As we are writing this note, most major asset classes are down on the day including stocks, bonds, real estate, and gold in the biggest correction in over a month. (For perspective, the S&P 500 is still trading less than 2% from all-time highs). With recent economic data being lackluster, market implied probabilities of the Fed raising interest rates when they meet on September 21st were low. Those probabilities surged after Rosengren’s comments and the market reaction seems to stem from digesting that change.
The biggest thing we are watching is the bond market. Today, the benchmark 10-year Treasury bond is trading at 1.67%. For perspective, 1.67% is still close to historic lows and is still much lower than the 2.27% the 10-year Treasury rate was at on January 1st of this year. However, the magnitude of the move is important. Below is a chart from about a week ago from Strategas Research Partners indicating that any rate move above 1.63% would be a “technical breakout” and could mean a larger rising interest rate move. The red arrow indicates were rates are today. Keep in mind bond prices and interest rates have a relationship like a teeter-totter. When interest rates go up, the other end of the teeter-totter, bond prices, goes down.
So what are we doing about it in client accounts?
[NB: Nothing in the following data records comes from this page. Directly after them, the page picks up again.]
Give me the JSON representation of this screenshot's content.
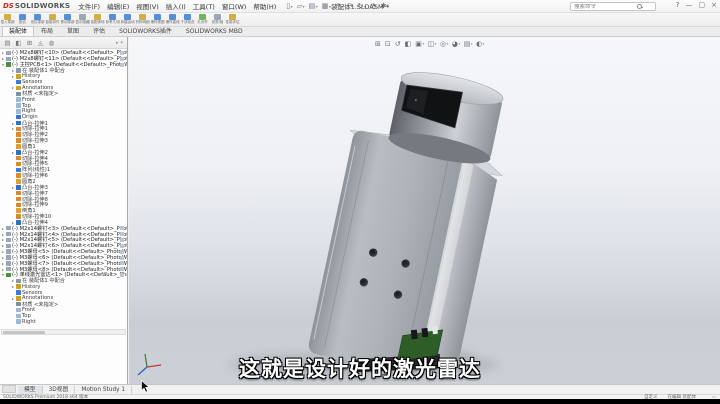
{
  "window": {
    "brand_mark": "DS",
    "brand_name": "SOLIDWORKS",
    "title": "装配体1.SLDASM *",
    "search_placeholder": "搜索命令",
    "help_label": "?",
    "minimize_label": "—",
    "restore_label": "▢",
    "close_label": "×"
  },
  "menus": [
    {
      "label": "文件(F)"
    },
    {
      "label": "编辑(E)"
    },
    {
      "label": "视图(V)"
    },
    {
      "label": "插入(I)"
    },
    {
      "label": "工具(T)"
    },
    {
      "label": "窗口(W)"
    },
    {
      "label": "帮助(H)"
    }
  ],
  "quick_access": [
    {
      "glyph": "▯",
      "caret": "▾",
      "icon": "new-file-icon"
    },
    {
      "glyph": "▱",
      "caret": "▾",
      "icon": "open-file-icon"
    },
    {
      "glyph": "▤",
      "caret": "▾",
      "icon": "save-icon"
    },
    {
      "glyph": "▦",
      "caret": "▾",
      "icon": "print-icon"
    },
    {
      "glyph": "↶",
      "caret": "▾",
      "icon": "undo-icon"
    },
    {
      "glyph": "↷",
      "caret": "",
      "icon": "redo-icon"
    },
    {
      "glyph": "↻",
      "caret": "▾",
      "icon": "rebuild-icon"
    },
    {
      "glyph": "◔",
      "caret": "",
      "icon": "appearance-icon"
    },
    {
      "glyph": "✱",
      "caret": "▾",
      "icon": "options-gear-icon"
    }
  ],
  "ribbon": {
    "buttons": [
      {
        "label": "插入零部件",
        "icon_color": "#c9a227"
      },
      {
        "label": "配合",
        "icon_color": "#3a7bd5"
      },
      {
        "label": "线性零部件阵列",
        "icon_color": "#3a7bd5"
      },
      {
        "label": "智能扣件",
        "icon_color": "#c9a227"
      },
      {
        "label": "移动零部件",
        "icon_color": "#3a7bd5"
      },
      {
        "label": "显示隐藏的零部件",
        "icon_color": "#8d99a6"
      },
      {
        "label": "装配体特征",
        "icon_color": "#c9a227"
      },
      {
        "label": "参考几何图形",
        "icon_color": "#3a7bd5"
      },
      {
        "label": "新建运动算例",
        "icon_color": "#3a7bd5"
      },
      {
        "label": "材料明细表",
        "icon_color": "#c9a227"
      },
      {
        "label": "爆炸视图",
        "icon_color": "#3a7bd5"
      },
      {
        "label": "爆炸直线草图",
        "icon_color": "#3a7bd5"
      },
      {
        "label": "干涉检查",
        "icon_color": "#3a7bd5"
      },
      {
        "label": "孔对齐",
        "icon_color": "#58a843"
      },
      {
        "label": "皮带/链",
        "icon_color": "#8d99a6"
      },
      {
        "label": "性能评估",
        "icon_color": "#c9a227"
      }
    ]
  },
  "command_tabs": [
    {
      "label": "装配体",
      "cls": "active"
    },
    {
      "label": "布局"
    },
    {
      "label": "草图"
    },
    {
      "label": "评估"
    },
    {
      "label": "SOLIDWORKS插件"
    },
    {
      "label": "SOLIDWORKS MBD"
    }
  ],
  "panel_tabs": [
    {
      "glyph": "▤",
      "icon": "featuremanager-tree-tab-icon"
    },
    {
      "glyph": "◧",
      "icon": "propertymanager-tab-icon"
    },
    {
      "glyph": "⊞",
      "icon": "configuration-manager-tab-icon"
    },
    {
      "glyph": "◬",
      "icon": "dimxpert-tab-icon"
    },
    {
      "glyph": "◍",
      "icon": "displaymanager-tab-icon"
    }
  ],
  "panel_header_right": {
    "arrow": "▸",
    "pin": "▾"
  },
  "feature_tree": {
    "rows": [
      {
        "cls": "comp",
        "expander": "▸",
        "icon_color": "#9aa5b8",
        "label": "(-) M2x8螺钉<10> (Default<<Default>_PhotoWorks"
      },
      {
        "cls": "comp",
        "expander": "▸",
        "icon_color": "#9aa5b8",
        "label": "(-) M2x8螺钉<11> (Default<<Default>_PhotoWorks"
      },
      {
        "cls": "comp",
        "expander": "▾",
        "icon_color": "#4a8f3f",
        "label": "(-) 主控PCB<1> (Default<<Default>_PhotoWork"
      },
      {
        "cls": "ind1",
        "expander": "▸",
        "icon_color": "#8a98a8",
        "label": "在 装配体1 中配合"
      },
      {
        "cls": "ind1",
        "expander": "▸",
        "icon_color": "#c9a227",
        "label": "History"
      },
      {
        "cls": "ind1",
        "expander": "",
        "icon_color": "#3a7bd5",
        "label": "Sensors"
      },
      {
        "cls": "ind1",
        "expander": "▸",
        "icon_color": "#c9a227",
        "label": "Annotations"
      },
      {
        "cls": "ind1",
        "expander": "",
        "icon_color": "#7f8fa0",
        "label": "材质 <未指定>"
      },
      {
        "cls": "ind1",
        "expander": "",
        "icon_color": "#9db8d9",
        "label": "Front"
      },
      {
        "cls": "ind1",
        "expander": "",
        "icon_color": "#9db8d9",
        "label": "Top"
      },
      {
        "cls": "ind1",
        "expander": "",
        "icon_color": "#9db8d9",
        "label": "Right"
      },
      {
        "cls": "ind1",
        "expander": "",
        "icon_color": "#3a6fd8",
        "label": "Origin"
      },
      {
        "cls": "ind1",
        "expander": "▸",
        "icon_color": "#2f6fc4",
        "label": "凸台-拉伸1"
      },
      {
        "cls": "ind1",
        "expander": "▸",
        "icon_color": "#d98a2f",
        "label": "切除-拉伸1"
      },
      {
        "cls": "ind1",
        "expander": "",
        "icon_color": "#d98a2f",
        "label": "切除-拉伸2"
      },
      {
        "cls": "ind1",
        "expander": "",
        "icon_color": "#d98a2f",
        "label": "切除-拉伸3"
      },
      {
        "cls": "ind1",
        "expander": "",
        "icon_color": "#e0a030",
        "label": "圆角1"
      },
      {
        "cls": "ind1",
        "expander": "▸",
        "icon_color": "#2f6fc4",
        "label": "凸台-拉伸2"
      },
      {
        "cls": "ind1",
        "expander": "",
        "icon_color": "#d98a2f",
        "label": "切除-拉伸4"
      },
      {
        "cls": "ind1",
        "expander": "",
        "icon_color": "#d98a2f",
        "label": "切除-拉伸5"
      },
      {
        "cls": "ind1",
        "expander": "",
        "icon_color": "#3a7bd5",
        "label": "阵列(线性)1"
      },
      {
        "cls": "ind1",
        "expander": "",
        "icon_color": "#d98a2f",
        "label": "切除-拉伸6"
      },
      {
        "cls": "ind1",
        "expander": "",
        "icon_color": "#e0a030",
        "label": "圆角2"
      },
      {
        "cls": "ind1",
        "expander": "▸",
        "icon_color": "#2f6fc4",
        "label": "凸台-拉伸3"
      },
      {
        "cls": "ind1",
        "expander": "",
        "icon_color": "#d98a2f",
        "label": "切除-拉伸7"
      },
      {
        "cls": "ind1",
        "expander": "",
        "icon_color": "#d98a2f",
        "label": "切除-拉伸8"
      },
      {
        "cls": "ind1",
        "expander": "",
        "icon_color": "#d98a2f",
        "label": "切除-拉伸9"
      },
      {
        "cls": "ind1",
        "expander": "",
        "icon_color": "#e0a030",
        "label": "倒角1"
      },
      {
        "cls": "ind1",
        "expander": "",
        "icon_color": "#d98a2f",
        "label": "切除-拉伸10"
      },
      {
        "cls": "ind1",
        "expander": "▸",
        "icon_color": "#2f6fc4",
        "label": "凸台-拉伸4"
      },
      {
        "cls": "comp",
        "expander": "▸",
        "icon_color": "#9aa5b8",
        "label": "(-) M2x14螺钉<3> (Default<<Default>_PhotoWorks Di"
      },
      {
        "cls": "comp",
        "expander": "▸",
        "icon_color": "#9aa5b8",
        "label": "(-) M2x14螺钉<4> (Default<<Default>_PhotoWorks Di"
      },
      {
        "cls": "comp",
        "expander": "▸",
        "icon_color": "#9aa5b8",
        "label": "(-) M2x14螺钉<5> (Default<<Default>_PhotoWorks Di"
      },
      {
        "cls": "comp",
        "expander": "▸",
        "icon_color": "#9aa5b8",
        "label": "(-) M2x14螺钉<6> (Default<<Default>_PhotoWorks Di"
      },
      {
        "cls": "comp",
        "expander": "▸",
        "icon_color": "#9aa5b8",
        "label": "(-) M3螺母<5> (Default<<Default>_PhotoWorks Dis"
      },
      {
        "cls": "comp",
        "expander": "▸",
        "icon_color": "#9aa5b8",
        "label": "(-) M3螺母<6> (Default<<Default>_PhotoWorks Dis"
      },
      {
        "cls": "comp",
        "expander": "▸",
        "icon_color": "#9aa5b8",
        "label": "(-) M3螺母<7> (Default<<Default>_PhotoWorks Dis"
      },
      {
        "cls": "comp",
        "expander": "▸",
        "icon_color": "#9aa5b8",
        "label": "(-) M3螺母<8> (Default<<Default>_PhotoWorks Dis"
      },
      {
        "cls": "comp",
        "expander": "▾",
        "icon_color": "#4a8f3f",
        "label": "(-) 单线激光雷达<1> (Default<<Default>_PhotoWorks"
      },
      {
        "cls": "ind1",
        "expander": "▸",
        "icon_color": "#8a98a8",
        "label": "在 装配体1 中配合"
      },
      {
        "cls": "ind1",
        "expander": "▸",
        "icon_color": "#c9a227",
        "label": "History"
      },
      {
        "cls": "ind1",
        "expander": "",
        "icon_color": "#3a7bd5",
        "label": "Sensors"
      },
      {
        "cls": "ind1",
        "expander": "▸",
        "icon_color": "#c9a227",
        "label": "Annotations"
      },
      {
        "cls": "ind1",
        "expander": "",
        "icon_color": "#7f8fa0",
        "label": "材质 <未指定>"
      },
      {
        "cls": "ind1",
        "expander": "",
        "icon_color": "#9db8d9",
        "label": "Front"
      },
      {
        "cls": "ind1",
        "expander": "",
        "icon_color": "#9db8d9",
        "label": "Top"
      },
      {
        "cls": "ind1",
        "expander": "",
        "icon_color": "#9db8d9",
        "label": "Right"
      }
    ]
  },
  "heads_up": [
    {
      "glyph": "⊞",
      "caret": "",
      "icon": "zoom-to-fit-icon"
    },
    {
      "glyph": "⊡",
      "caret": "",
      "icon": "zoom-to-area-icon"
    },
    {
      "glyph": "↺",
      "caret": "",
      "icon": "previous-view-icon"
    },
    {
      "glyph": "◧",
      "caret": "",
      "icon": "section-view-icon"
    },
    {
      "glyph": "▣",
      "caret": "▾",
      "icon": "view-orientation-icon"
    },
    {
      "glyph": "◫",
      "caret": "▾",
      "icon": "display-style-icon"
    },
    {
      "glyph": "◎",
      "caret": "▾",
      "icon": "hide-show-items-icon"
    },
    {
      "glyph": "◕",
      "caret": "▾",
      "icon": "edit-appearance-icon"
    },
    {
      "glyph": "▤",
      "caret": "▾",
      "icon": "apply-scene-icon"
    },
    {
      "glyph": "◐",
      "caret": "▾",
      "icon": "view-settings-icon"
    }
  ],
  "viewport": {
    "subtitle": "这就是设计好的激光雷达"
  },
  "motion_bar": {
    "tabs": [
      {
        "label": "模型",
        "cls": "active"
      },
      {
        "label": "3D视图"
      },
      {
        "label": "Motion Study 1"
      }
    ]
  },
  "status_bar": {
    "left": "SOLIDWORKS Premium 2018 x64 版本",
    "unit_mode": "自定义",
    "edit_state": "在编辑 装配体",
    "corner_glyph": "▭"
  },
  "colors": {
    "brand_red": "#d1271f",
    "viewport_top": "#f6f7fa",
    "viewport_bottom": "#ccd0d6",
    "model_gray": "#a7acb3",
    "lidar_window_black": "#101214",
    "pcb_green": "#2f5d28",
    "subtitle_text": "#ffffff",
    "subtitle_outline": "#000000"
  }
}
The best time to take action is before a market move so we are not making major trades today. However, across client accounts we are strategically underweight bonds and to extent we do own them, we are focused on corporate bonds which are less sensitive to rising interest rates. Some clients may have also noticed receiving trade confirmations the last couple of weeks. We did not know a major rate move was coming, but in certain strategies we made rebalancing trades to trim overweight stock and bond positions which had run up in price when rates were falling.
On the news today, noted fund manager Jeffery Gundlach said “it’s time for fixed income investors to prepare for rising interest rates and higher inflation…interest rates have bottomed.” Time will tell if Gundlach is correct, but we are paying attention.